Je n'ai pas lu le roman de James Ellroy et je ne pourrais donc pas me prononcer sur la fidélité du film au livre. Certains critiques affirment que la noirceur et le pessimisme du roman ne se retrouvent pas à l'écran. Eh bien, qu'est-ce que ça doit être... L'histoire est complexe, et les procédes narratifs choisis ne cherchent pas à simplifier les choses, loin de là. Il y a une multitude de personnages, et les fausses pistes s'entrecroisent avec les vraies, finissant par devenir vraies à leur tour, de coups de théâtre en surprises. Nous ne ferons pas l'injure à Brian De Palma (contrairement à Jacques Morice dans Télérama) de penser un instant qu'il n'ait pas voulu cette opacité de l'intrigue. D'une part parce que nous nous retrouvons sur le même plan que Josh Hartnett (présent à l'écran d'un bout à l'autre), les intuitions en moins ; et d'autre part parce que visiblement, le réalisateur de "Scarface" s'est intéressé à bien d'autres choses, et nous avec.

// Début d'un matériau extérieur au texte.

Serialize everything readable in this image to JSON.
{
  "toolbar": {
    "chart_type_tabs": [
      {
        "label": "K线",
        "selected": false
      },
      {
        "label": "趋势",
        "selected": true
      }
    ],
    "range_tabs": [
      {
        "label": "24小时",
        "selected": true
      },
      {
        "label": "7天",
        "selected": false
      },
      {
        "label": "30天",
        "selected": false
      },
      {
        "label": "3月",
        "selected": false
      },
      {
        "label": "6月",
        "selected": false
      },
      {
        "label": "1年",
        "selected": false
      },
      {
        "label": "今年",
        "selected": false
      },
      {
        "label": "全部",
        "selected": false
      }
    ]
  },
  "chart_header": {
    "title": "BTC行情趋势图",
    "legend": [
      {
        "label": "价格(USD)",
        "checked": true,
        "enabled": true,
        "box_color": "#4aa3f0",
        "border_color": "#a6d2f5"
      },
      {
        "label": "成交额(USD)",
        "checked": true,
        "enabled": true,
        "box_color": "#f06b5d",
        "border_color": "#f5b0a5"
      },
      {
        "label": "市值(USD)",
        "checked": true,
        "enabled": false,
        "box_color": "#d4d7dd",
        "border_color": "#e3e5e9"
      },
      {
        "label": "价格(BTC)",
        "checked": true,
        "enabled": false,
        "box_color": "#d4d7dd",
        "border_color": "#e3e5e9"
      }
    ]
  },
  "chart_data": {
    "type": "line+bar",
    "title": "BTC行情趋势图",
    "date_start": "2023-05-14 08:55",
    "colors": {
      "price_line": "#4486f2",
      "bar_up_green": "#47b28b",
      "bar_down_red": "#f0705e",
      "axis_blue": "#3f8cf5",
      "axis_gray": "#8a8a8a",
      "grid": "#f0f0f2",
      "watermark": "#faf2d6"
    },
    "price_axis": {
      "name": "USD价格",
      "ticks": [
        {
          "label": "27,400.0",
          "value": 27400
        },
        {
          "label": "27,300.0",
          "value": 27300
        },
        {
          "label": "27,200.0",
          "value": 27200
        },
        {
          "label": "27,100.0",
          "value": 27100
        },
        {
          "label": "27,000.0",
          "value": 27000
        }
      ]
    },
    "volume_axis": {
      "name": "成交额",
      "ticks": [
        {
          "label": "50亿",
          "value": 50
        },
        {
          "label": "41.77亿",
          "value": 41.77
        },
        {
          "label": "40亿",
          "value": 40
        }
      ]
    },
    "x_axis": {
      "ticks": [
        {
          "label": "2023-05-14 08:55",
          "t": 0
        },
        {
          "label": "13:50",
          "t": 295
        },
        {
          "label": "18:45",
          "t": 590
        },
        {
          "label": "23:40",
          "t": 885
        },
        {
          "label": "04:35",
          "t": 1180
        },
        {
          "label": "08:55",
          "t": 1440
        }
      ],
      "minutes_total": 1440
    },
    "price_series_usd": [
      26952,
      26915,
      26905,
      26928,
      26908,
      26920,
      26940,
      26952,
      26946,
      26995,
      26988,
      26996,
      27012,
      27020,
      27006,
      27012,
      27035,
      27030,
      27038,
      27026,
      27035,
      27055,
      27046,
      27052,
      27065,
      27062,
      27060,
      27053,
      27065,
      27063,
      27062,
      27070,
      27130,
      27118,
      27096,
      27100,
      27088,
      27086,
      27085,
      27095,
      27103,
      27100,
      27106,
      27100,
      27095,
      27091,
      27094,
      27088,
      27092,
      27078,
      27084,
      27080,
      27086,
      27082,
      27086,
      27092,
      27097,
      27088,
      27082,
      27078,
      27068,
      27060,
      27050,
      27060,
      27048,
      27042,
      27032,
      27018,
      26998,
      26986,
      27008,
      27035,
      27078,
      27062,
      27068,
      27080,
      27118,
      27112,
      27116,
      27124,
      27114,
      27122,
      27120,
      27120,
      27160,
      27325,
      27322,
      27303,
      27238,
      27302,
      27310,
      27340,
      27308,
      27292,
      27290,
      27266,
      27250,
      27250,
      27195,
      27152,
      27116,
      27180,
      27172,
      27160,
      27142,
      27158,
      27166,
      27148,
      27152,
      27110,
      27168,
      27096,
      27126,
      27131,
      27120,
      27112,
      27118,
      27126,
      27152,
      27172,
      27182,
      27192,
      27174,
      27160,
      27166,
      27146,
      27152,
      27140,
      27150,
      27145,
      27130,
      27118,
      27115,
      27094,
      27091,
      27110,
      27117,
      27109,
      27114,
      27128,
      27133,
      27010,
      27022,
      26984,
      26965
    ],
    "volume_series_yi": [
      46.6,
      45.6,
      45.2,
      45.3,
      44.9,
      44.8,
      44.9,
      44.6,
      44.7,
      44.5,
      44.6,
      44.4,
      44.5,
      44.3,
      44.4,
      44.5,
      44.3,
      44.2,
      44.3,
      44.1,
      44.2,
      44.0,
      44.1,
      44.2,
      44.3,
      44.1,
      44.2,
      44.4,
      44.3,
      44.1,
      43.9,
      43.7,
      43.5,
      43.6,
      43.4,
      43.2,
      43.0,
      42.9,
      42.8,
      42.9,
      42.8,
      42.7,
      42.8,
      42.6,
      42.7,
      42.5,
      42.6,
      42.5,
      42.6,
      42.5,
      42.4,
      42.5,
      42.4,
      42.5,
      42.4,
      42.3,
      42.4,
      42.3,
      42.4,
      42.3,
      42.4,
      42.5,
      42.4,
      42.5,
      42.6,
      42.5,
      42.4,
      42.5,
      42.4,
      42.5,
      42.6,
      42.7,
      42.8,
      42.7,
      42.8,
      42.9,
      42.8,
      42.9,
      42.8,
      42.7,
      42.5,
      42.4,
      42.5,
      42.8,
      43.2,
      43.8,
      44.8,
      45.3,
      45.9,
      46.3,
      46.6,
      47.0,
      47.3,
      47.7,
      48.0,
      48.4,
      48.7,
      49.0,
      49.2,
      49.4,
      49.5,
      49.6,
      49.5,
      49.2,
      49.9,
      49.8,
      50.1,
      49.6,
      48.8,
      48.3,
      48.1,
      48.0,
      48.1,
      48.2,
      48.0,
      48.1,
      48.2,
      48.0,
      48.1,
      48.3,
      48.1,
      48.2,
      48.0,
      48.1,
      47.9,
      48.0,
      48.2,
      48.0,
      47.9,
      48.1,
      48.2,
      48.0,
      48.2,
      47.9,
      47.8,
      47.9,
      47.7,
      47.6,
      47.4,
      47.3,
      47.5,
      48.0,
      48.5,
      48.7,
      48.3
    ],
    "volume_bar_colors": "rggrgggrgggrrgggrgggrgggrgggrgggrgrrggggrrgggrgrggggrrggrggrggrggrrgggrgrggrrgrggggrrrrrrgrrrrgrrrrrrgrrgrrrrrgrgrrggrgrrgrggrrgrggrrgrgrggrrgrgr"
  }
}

De Palma a trouvé dans cette intrigue inspirée d'un fait divers réel (et par l'assassinat de la mère d'Ellroy quand il était enfant) matière à illustrer une nouvelle fois ses obsessions : le voyeurisme et le viol de l'intimité, les faux-semblants et les signes, le plaisir de la citation. Dans un Los Angeles reconstitué à Budapest, il se met derrière une caméra virevoltante pour suivre les errements de ses personnages. La virtuosité n'est jamais gratuite, elle sert la narration : quand les deux coéquipiers se font tirer dessus, elle bascule en même temps que Bucky sauvé par son ami ; ce n'est que plus tard que nous découvrirons avec Bucky que ce basculement nous aura fait rater un point de vue essentiel sur les événements.
Plus que jamais, Brian De Palma cite avec à propos son maître Hitchcock : Scarlett Johansson coiffée comme Grace Kelly ou Kim Novak, la présence menaçante de corbeaux, jusqu'à la chute de deux corps dans une cage d'escalier tout en profondeur, réplique de la chute dans le clocher de "Vertigo". Vers la fin, il va même chercher du côté de l'expressionnisme allemand, de "Nosferatu" ou de "M le Maudit". Et que dire de ses propres citations, avec un personnage défiguré joué par William Finley... qui incarnait il y a plus de trente ans Winslow Leach dans "Phantom of the Paradise" !
Il joue sur le montage interne et la profondeur de champ pour nous montrer plusieurs actions et des points de vue différents dans une même image, repassant une même scène plus tard dans le film pour souligner un aspect que ni le héros ni le spectateur n'avaient capté, utlisant à foison les distortions et projections de l'image, depuis un meurtre en ombres chinoises jusqu'aux bouts d'essai du Dahlia noir, où Mia Kischner est contrainte de se dévoiler devant un voyeur hors champ dont on n'entend que la voix, justement celle de Brian De Palma (Notons d'ailleurs la ressemblance de John Kavanagh qui joue un affreux absolu avec le réalisateur lui-même, détournement du principe hitchcokien de l'apparition)...
Les acteurs sont à la hauteur du brio de la réalisation : Josh Hartnett, qui a bien grandi depuis "Virgin Suicides", Scarlett Johansson, glamoureuse à souhait, Aaron Eckhart ("Thank you for smoking") qui joue parfaitement l'ambiguité de son personnage, et Hilary Swank ("Million dollar baby") en fille à papa nymphomane. Sans oublier la prestation hallucinante de Fiona Shaw (pour les afficionados d'Harry Potter, c'est elle qui jouait Tante Petunia...), version féminine d'un Joker sous acide. Après un "Femme fatale" bien mièvre, Brian De Palma nous revient au sommet de sa forme, prouvant s'il en était encore besoin qu'il est un des réalisateurs les plus importants de son temps.